Le premier seigneurs est un Gilbert de Mello, mort après le 25 février 1084, qui eut pour enfants :

  • Yves de Mello
  • Dreux de Mello, seigneur de Mello, tige de la branche aînée
  • Aubry de Mello, comte de Dammartin, tige de la branche cadette
  • Guy de Mello


Branche aînée

A faire

Branche cadette (seconde maison de Dammartin)

Aubri Ier ou Alberic Ier de Mello, né vers 1080 et décéde vers 1112, épouse Aelis de Dammartin, héritière de la première maison. Aubri reprend le comté de Dammartin, n'ayant plus de représentants de la Première Maison en France.

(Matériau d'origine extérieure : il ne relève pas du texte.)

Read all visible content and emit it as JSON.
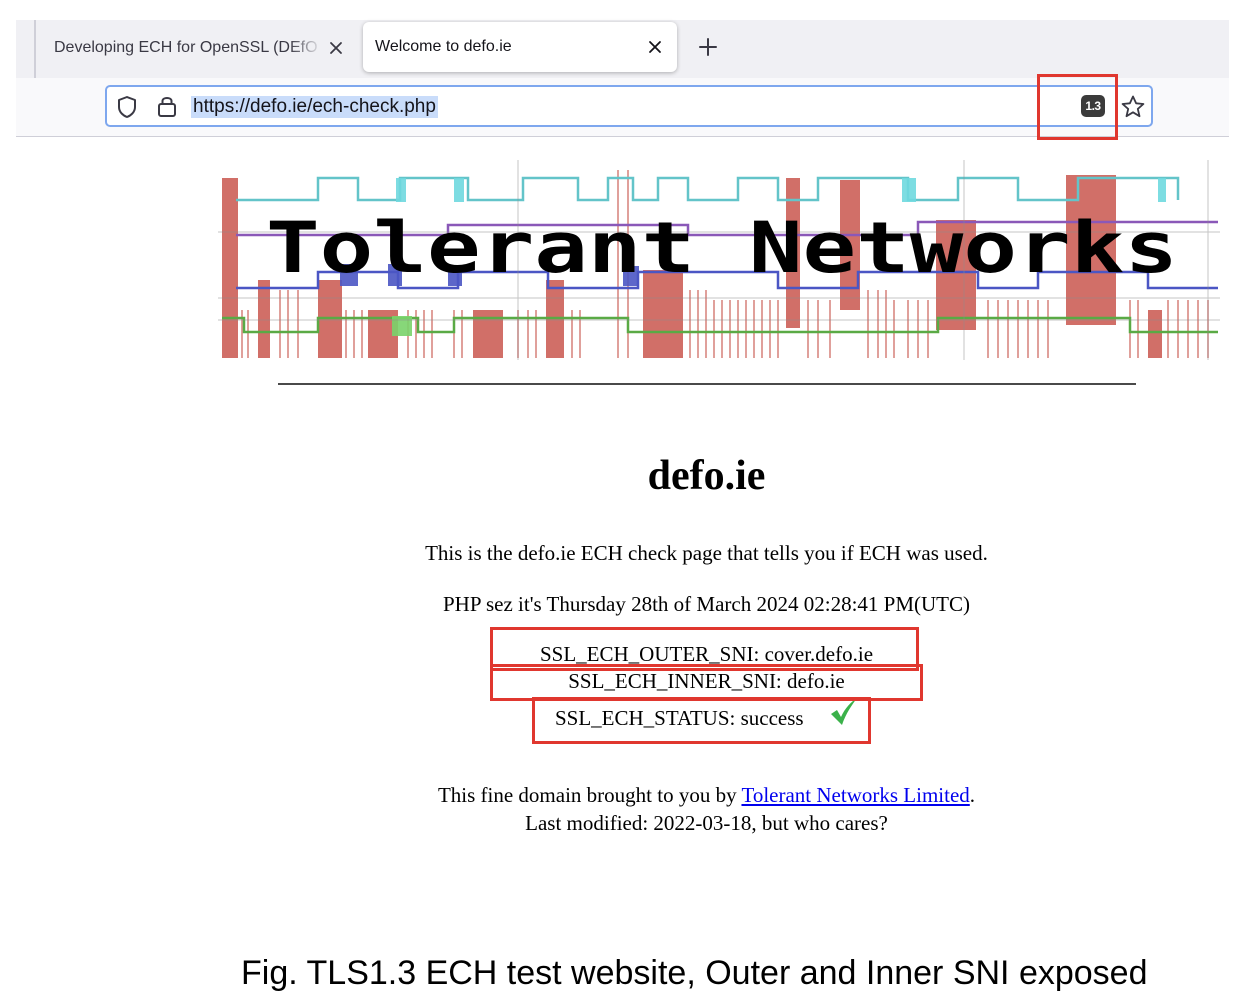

Aubri II ou Alberic II de Mello, comte de Dammartin, Grand chambellan de France, Grand chambrier de France, né vers 1100-1102, mort vers 1183, est le fils des précédents.

Aubri III ou Alberic III de Dammartin, comte de Dammartin, né à Dammartin-en-Goële vers 1135 et mort le 19 septembre 1200 à Londres, en Angleterre (enterré à l'Abbaye de Jumièges), est le fils de Albéric de Mello, comte de Dammartin. Il épouse vers 1164 Mahaud ou Mathilde ou encore Mathilda de Clermont-en-Beauvaisis de Ponthieu, née à Ponthieu, en Picardie en 1138, morte après octobre 1200, fille du Comte Renaud II de Clermont-en-Beauvaisis, et de Clémence de Bar.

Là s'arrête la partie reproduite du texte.